Intervention de Roland Muzeau

Réunion du 2 mars 2005 à 21h30
Réforme de l'organisation du temps de travail dans l'entreprise — Article 2

Photo de Roland MuzeauRoland Muzeau :

Peu importe si week-ends, jours fériés et repos dominicaux n'ont plus guère de sens pour les personnels d'encadrement ; peu importe si l'infarctus ou la dépression peuvent les guetter avant qu'ils aient atteint l'âge de dénouer leur PERCO : tout doit être fait pour monétiser les congés payés et les congés acquis sous forme de repos compensateur.

Il est un point, relevé dans toutes les enquêtes d'opinion, qu'il ne faut pas sous-estimer : c'est l'attachement profond des personnels d'encadrement à la mise en oeuvre de la réduction du temps de travail.

J'invite d'ailleurs l'ensemble des parlementaires de la majorité et le Gouvernement, à travers vous, monsieur le ministre, à faire attention à cette donnée. En effet, les personnels d'encadrement sont tout de même des gens qui vous intéressent en temps ordinaire. C'est une France qui vous préoccupe et dont vous parlez beaucoup. Vous pouvez donc continuer à faire semblant de ne pas les entendre, mais vous vous réservez alors des lendemains qui déchantent. Il est vrai que vous y êtes un peu habitués, les dernières élections ayant quand même été des sanctions sévères.

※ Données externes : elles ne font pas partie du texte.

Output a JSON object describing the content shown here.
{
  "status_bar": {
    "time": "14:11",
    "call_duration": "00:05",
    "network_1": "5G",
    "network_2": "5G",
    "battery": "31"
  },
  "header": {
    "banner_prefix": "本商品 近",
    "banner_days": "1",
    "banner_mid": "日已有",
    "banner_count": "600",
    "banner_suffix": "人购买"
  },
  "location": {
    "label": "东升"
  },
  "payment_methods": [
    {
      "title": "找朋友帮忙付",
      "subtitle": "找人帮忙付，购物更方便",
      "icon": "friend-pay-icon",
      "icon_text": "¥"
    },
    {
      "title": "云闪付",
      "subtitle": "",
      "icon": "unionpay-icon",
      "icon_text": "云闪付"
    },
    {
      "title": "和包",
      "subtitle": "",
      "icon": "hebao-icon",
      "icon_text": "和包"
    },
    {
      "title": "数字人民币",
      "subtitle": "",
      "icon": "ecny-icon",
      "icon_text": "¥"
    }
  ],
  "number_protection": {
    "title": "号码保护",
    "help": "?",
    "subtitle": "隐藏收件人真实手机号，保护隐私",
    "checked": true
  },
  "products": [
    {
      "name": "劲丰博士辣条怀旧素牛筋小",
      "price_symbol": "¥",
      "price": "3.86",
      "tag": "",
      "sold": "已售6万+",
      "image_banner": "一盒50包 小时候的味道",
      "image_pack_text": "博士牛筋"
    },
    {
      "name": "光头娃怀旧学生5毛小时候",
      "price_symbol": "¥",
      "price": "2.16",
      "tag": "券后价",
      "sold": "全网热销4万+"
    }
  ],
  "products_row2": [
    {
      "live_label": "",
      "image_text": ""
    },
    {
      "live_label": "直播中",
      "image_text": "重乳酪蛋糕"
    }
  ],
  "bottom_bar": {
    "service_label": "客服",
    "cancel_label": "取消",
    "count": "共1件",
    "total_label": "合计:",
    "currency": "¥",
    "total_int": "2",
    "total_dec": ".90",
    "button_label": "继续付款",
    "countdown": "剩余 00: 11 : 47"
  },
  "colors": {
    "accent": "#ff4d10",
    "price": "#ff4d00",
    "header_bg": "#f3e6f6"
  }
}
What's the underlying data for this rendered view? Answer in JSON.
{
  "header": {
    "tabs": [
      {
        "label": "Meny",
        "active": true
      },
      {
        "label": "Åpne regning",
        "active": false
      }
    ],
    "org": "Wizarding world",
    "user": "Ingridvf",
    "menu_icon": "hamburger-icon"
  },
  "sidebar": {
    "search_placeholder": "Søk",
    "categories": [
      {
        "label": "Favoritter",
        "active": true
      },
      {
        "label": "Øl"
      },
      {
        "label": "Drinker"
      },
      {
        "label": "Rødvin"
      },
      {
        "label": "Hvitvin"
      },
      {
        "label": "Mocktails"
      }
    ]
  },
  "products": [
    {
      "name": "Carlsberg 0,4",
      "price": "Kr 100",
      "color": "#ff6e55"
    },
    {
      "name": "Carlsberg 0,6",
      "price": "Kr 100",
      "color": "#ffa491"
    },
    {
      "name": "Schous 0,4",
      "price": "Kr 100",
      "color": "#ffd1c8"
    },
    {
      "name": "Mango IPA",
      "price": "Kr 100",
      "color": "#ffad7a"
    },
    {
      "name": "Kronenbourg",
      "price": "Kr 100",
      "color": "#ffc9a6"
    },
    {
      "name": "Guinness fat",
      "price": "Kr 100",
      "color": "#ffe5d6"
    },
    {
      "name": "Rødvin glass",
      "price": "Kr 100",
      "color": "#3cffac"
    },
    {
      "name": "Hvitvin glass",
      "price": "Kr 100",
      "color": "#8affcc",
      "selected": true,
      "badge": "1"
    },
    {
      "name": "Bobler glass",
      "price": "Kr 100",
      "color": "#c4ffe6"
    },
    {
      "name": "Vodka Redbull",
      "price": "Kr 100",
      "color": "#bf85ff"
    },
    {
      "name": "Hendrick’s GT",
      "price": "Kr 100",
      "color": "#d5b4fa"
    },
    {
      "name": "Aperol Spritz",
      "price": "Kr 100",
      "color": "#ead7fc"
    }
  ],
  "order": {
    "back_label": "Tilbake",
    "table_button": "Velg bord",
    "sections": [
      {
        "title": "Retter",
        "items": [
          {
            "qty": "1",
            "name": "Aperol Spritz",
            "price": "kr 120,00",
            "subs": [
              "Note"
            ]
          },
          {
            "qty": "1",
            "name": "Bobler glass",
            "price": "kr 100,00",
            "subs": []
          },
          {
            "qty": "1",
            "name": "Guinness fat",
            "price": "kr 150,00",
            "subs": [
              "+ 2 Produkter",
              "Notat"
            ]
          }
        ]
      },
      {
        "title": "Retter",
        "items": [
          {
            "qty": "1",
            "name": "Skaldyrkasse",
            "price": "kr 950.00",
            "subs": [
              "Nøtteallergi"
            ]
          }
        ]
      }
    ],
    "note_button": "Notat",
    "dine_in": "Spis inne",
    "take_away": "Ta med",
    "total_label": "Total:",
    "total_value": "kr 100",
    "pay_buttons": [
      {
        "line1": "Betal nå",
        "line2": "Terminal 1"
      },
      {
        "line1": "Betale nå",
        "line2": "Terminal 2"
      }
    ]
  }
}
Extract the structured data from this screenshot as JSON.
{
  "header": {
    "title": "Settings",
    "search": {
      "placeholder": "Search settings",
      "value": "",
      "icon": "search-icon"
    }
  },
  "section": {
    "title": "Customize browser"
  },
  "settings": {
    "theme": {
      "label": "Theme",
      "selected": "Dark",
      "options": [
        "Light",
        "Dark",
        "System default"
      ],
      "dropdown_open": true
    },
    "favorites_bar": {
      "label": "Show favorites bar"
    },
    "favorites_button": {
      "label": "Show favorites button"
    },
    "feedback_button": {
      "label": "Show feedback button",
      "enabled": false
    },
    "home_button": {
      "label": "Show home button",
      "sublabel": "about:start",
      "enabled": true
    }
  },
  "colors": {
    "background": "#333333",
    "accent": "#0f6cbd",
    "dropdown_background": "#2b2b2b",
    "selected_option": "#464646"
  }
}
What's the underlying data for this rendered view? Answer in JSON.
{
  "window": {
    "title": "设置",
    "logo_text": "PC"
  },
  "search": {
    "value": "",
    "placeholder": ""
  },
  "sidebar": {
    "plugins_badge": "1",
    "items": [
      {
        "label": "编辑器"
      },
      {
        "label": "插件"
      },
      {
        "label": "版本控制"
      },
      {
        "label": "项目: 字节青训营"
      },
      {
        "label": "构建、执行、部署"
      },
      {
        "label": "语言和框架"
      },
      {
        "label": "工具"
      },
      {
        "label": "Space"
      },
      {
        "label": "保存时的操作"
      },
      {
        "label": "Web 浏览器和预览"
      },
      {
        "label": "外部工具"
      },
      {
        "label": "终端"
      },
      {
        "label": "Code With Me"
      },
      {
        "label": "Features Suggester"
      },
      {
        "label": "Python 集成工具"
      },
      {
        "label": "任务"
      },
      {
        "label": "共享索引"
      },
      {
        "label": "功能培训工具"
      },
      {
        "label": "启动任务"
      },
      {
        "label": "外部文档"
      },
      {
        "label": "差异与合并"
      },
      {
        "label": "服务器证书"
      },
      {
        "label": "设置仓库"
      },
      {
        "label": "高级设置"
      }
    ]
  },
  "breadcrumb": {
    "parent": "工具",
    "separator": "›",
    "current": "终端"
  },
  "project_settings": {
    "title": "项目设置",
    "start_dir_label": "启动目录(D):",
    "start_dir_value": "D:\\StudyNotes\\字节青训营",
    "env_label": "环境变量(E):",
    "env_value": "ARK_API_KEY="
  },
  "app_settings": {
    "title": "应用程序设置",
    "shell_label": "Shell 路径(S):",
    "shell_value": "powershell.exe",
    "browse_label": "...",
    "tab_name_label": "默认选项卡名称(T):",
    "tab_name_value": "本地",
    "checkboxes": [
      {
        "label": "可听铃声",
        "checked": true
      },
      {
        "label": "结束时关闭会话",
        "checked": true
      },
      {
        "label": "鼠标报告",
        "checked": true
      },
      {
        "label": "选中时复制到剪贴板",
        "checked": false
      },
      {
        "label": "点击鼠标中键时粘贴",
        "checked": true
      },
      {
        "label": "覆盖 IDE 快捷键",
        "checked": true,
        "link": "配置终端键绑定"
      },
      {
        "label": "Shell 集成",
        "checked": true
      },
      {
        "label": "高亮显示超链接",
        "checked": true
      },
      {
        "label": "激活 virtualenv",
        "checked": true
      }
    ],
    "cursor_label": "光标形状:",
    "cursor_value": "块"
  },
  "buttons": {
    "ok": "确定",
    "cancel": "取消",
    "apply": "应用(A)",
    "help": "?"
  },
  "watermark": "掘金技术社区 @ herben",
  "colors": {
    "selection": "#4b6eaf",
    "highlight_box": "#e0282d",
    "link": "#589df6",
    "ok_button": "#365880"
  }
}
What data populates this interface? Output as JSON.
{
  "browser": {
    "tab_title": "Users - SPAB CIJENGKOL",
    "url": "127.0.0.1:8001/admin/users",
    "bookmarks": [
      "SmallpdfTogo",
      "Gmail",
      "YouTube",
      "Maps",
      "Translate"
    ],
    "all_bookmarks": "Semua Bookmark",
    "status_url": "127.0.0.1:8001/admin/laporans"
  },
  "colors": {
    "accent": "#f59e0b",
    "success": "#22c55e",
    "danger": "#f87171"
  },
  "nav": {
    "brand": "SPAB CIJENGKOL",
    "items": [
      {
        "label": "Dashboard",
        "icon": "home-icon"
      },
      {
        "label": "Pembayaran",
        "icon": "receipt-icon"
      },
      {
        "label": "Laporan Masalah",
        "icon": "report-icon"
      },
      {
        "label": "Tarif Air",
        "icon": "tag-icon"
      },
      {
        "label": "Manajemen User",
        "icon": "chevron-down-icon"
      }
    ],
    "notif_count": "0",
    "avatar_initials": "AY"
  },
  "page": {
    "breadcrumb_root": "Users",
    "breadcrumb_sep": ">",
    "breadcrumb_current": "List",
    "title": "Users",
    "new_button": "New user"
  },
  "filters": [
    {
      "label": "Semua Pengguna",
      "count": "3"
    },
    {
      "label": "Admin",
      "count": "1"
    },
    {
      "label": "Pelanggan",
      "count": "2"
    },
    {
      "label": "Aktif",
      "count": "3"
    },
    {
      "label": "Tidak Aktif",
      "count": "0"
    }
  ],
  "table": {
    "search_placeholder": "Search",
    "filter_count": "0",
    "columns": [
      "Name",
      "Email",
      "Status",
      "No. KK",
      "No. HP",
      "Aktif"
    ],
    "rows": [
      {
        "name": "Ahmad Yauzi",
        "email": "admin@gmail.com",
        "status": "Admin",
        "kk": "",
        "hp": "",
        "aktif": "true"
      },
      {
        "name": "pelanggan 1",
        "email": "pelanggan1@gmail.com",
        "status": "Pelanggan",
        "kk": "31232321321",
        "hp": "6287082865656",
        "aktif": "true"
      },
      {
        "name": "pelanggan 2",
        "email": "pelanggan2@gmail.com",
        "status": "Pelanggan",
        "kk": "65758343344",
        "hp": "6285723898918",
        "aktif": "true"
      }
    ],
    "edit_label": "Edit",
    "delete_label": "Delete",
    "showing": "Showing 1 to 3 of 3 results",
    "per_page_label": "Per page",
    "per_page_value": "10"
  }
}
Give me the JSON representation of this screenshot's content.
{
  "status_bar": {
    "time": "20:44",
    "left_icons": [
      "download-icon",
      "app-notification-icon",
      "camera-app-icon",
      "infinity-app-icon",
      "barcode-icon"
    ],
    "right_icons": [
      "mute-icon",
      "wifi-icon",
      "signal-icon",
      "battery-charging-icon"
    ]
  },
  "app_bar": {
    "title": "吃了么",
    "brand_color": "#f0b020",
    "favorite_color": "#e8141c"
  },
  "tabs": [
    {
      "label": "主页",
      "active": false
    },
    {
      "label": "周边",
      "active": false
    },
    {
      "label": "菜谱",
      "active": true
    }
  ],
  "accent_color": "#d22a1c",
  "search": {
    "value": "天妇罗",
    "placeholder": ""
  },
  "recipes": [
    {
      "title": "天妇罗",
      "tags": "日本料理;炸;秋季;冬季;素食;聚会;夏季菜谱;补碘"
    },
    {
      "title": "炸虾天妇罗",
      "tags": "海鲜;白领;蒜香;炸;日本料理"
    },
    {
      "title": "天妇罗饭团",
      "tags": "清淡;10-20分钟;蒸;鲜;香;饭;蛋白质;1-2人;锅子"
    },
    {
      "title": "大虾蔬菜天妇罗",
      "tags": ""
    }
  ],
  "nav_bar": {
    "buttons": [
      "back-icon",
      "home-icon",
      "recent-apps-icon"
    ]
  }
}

Une enquête CSA réalisée au mois de février a montré que la majorité des salariés étaient favorables au maintien des dispositions sur les 35 heures et que 56 % d'entre eux étaient défavorables à la proposition de loi dont nous débattons.

Mais notons-le, et c'est là une situation pour le moins inédite, les personnels d'encadrement étaient quant à eux à 63 % défavorables à toute remise en cause de la réduction du temps de travail. Ils constituent même, d'après cette enquête, la catégorie de salariés la plus attachée à la mise en oeuvre de la réduction du temps de travail.

Et voilà que nous débattons depuis plusieurs heures d'un article qui met précisément à bas toute perspective réelle de réduction du temps de travail pour les personnels d'encadrement !

Quelles sont les véritables priorités en la matière pour ce qui nous concerne ? Légaliser le recours à des contrats à caractère individualisé tournant plus ou moins le dos aux règles légales en vigueur, au motif que des dispositions conventionnelles l'autoriseraient, ou plutôt poser les vraies questions ?

La première vraie question pour le personnel d'encadrement, c'est le rajeunissement des cadres et l'embauche effective de jeunes diplômés qui demeurent trop souvent aujourd'hui privés d'une affectation sur un poste correspondant à leurs compétences et leurs qualifications acquises au fil de leur formation initiale.

Certains cadres travaillent trop et ont des horaires à rallonge. Mais que l'on crée des emplois, c'est ce qu'ils demandent.

La seconde vraie question, c'est la discrimination salariale entre les personnels d'encadrement, hommes et femmes, qui atteint, selon les études de l'INSEE disponibles, 10 000 euros par an. Et ne nous voilons pas la face : qui pourra objectivement décider de faire des heures choisies ? La femme cadre directrice des ressources humaines, dont les enfants en bas âge ont besoin le week-end de profiter de quelques moments privilégiés avec leur mère ou le jeune loup technicien informatique prêt à tout pour occuper des fonctions de directeur d'agence ou de directeur exécutif ?

Le paragraphe IV du présent article 2, outre la légalisation du pseudo contrat libre individualisé entre le salarié et l'employeur, est un encouragement aux pires comportements prédateurs au sein des entreprises.

Nous ne sommes pas certains que le développement économique et la croissance dans notre pays soient facilités par la mise en concurrence des salariés entre eux.

C'est donc sous le bénéfice de ces observations que nous vous invitons à adopter cet amendement qui vise à supprimer le paragraphe IV de l'article 2.